Les plus belles déclarations d'amour
C'est encore en fouillant dans des vieux papiers que j'ai déniché ces déclarations. J'ai retenu les trois plus belles. Trois, c'est le beau chiffre. Vous ne saurez pas qui les a écrites, mon lecteur, parce que ça ne vous regarde pas, ni à qui elles s'adressent. Voyez plutôt quelle écriture peut inspirer l'amour :
Chère princesse, comme je me réjouis de vous accueillir en mon royaume ; je vous dirai de façon poétique comment tout y est fait pour la délicatesse et le bonheur vrai ; les frontières en sont très lointaines, je n’ai pas tout exploré encore, mais il y a déjà des avenus bien tracées et des jardins qui vous attendent, et des collines et des sources et des ombrages ; que de promenades nous y ferons, que de sujets de conversation nous y trouverons ! Et de votre ombrelle, vous me montrerez parfois sur le sable des plans meilleurs que les miens. Et c’est votre sourire qu’on verra luire, sculpté dans tous les marbres…

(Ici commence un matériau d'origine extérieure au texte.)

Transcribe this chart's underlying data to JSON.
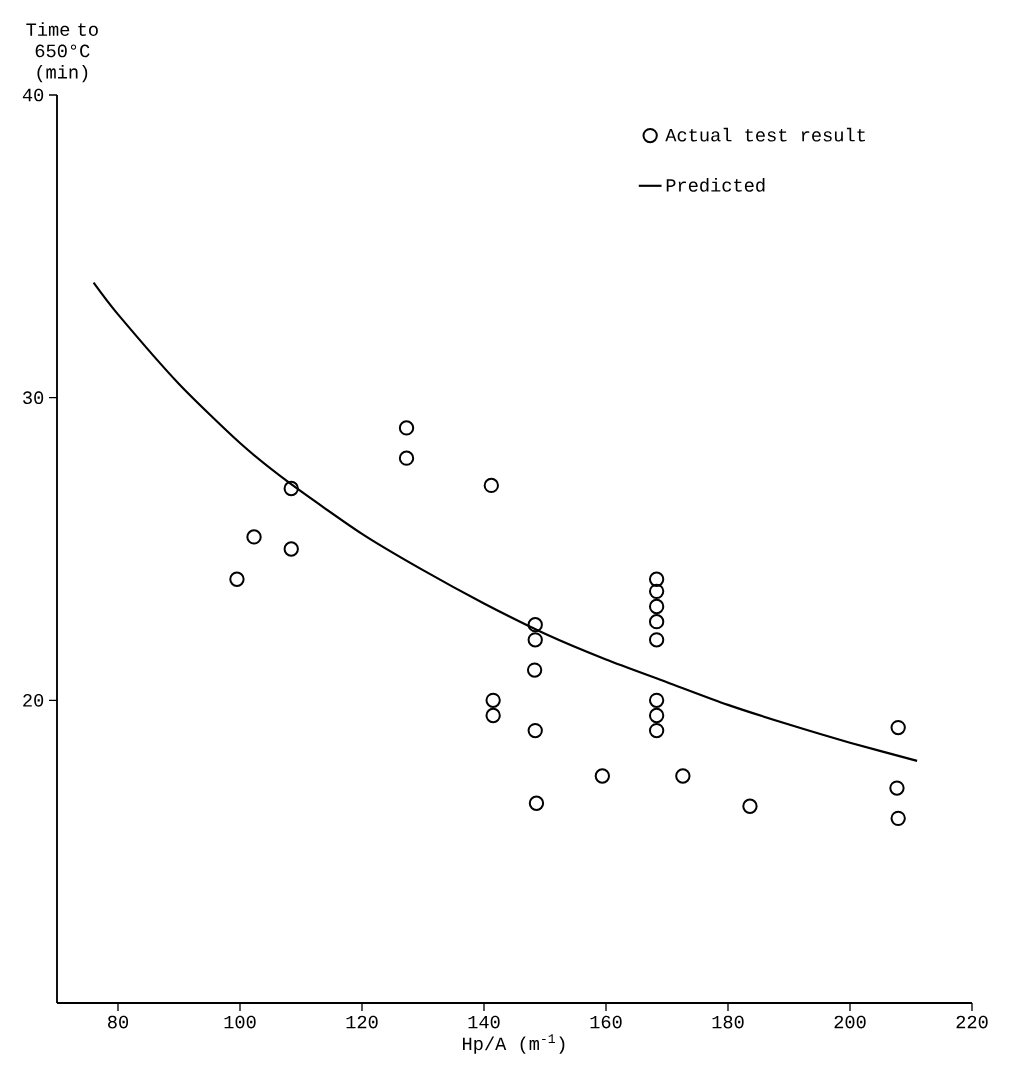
{
  "chart_data": {
    "type": "scatter",
    "xlabel": "Hp/A (m$^{-1}$)",
    "ylabel": "Time to 650°C (min)",
    "xlim": [
      70,
      220
    ],
    "ylim": [
      10,
      40
    ],
    "xticks": [
      80,
      100,
      120,
      140,
      160,
      180,
      200,
      220
    ],
    "yticks": [
      20,
      30,
      40
    ],
    "legend": "top right",
    "grid": false,
    "series": [
      {
        "name": "Actual test result",
        "marker": "circle",
        "color": "#000000",
        "x": [
          99.5,
          102.3,
          108.4,
          108.4,
          127.3,
          127.3,
          141.2,
          141.5,
          141.5,
          148.4,
          148.4,
          148.3,
          148.4,
          148.6,
          159.4,
          168.3,
          168.3,
          168.3,
          168.3,
          168.3,
          168.3,
          168.3,
          168.3,
          172.6,
          183.6,
          207.9,
          207.7,
          207.9
        ],
        "values": [
          24.0,
          25.4,
          27.0,
          25.0,
          29.0,
          28.0,
          27.1,
          20.0,
          19.5,
          22.5,
          22.0,
          21.0,
          19.0,
          16.6,
          17.5,
          24.0,
          23.6,
          23.1,
          22.6,
          22.0,
          20.0,
          19.5,
          19.0,
          17.5,
          16.5,
          19.1,
          17.1,
          16.1
        ]
      },
      {
        "name": "Predicted",
        "type": "line",
        "color": "#000000",
        "x": [
          76,
          80,
          90,
          100,
          108,
          120,
          130,
          140,
          150,
          160,
          170,
          180,
          190,
          200,
          211
        ],
        "values": [
          33.8,
          32.75,
          30.45,
          28.5,
          27.2,
          25.5,
          24.3,
          23.2,
          22.2,
          21.35,
          20.6,
          19.85,
          19.2,
          18.6,
          18.0
        ]
      }
    ]
  }
}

Je voudrais bien vous écrire des lettres très belles, des lettres qui font naître le sourire sur les lèvres, qui détendent toutes les fatigues. Ce sera comme en une symphonie quand une flûte ne peut plus retenir une envie qui la prend de dessiner un petit trille et que l’on voit un flutiste à barbiche et à toque noire se secouer gaiment, tout aise d’égayer les réflexions sévères du quatuor. Il semble qu’un courant d’air plus frais passe sur l’orchestre, et le hautbois s’éveille à son tour, et puis c’est la clarinette. Et alors, on vous explique que c’est un morceau champêtre et que le cor anglais va venir semer par là-dessus un peu de rêve. C’est simplement qui le musicien avait l’âme belle et heureuse, et qu’il a fallu qu’il le montre un peu, pour se reposer, pour reprendre des forces et pour bien faire comprendre aux auditeurs que les plus sérieuses recherches du monde ont moins de grâce qu’une douce gaité…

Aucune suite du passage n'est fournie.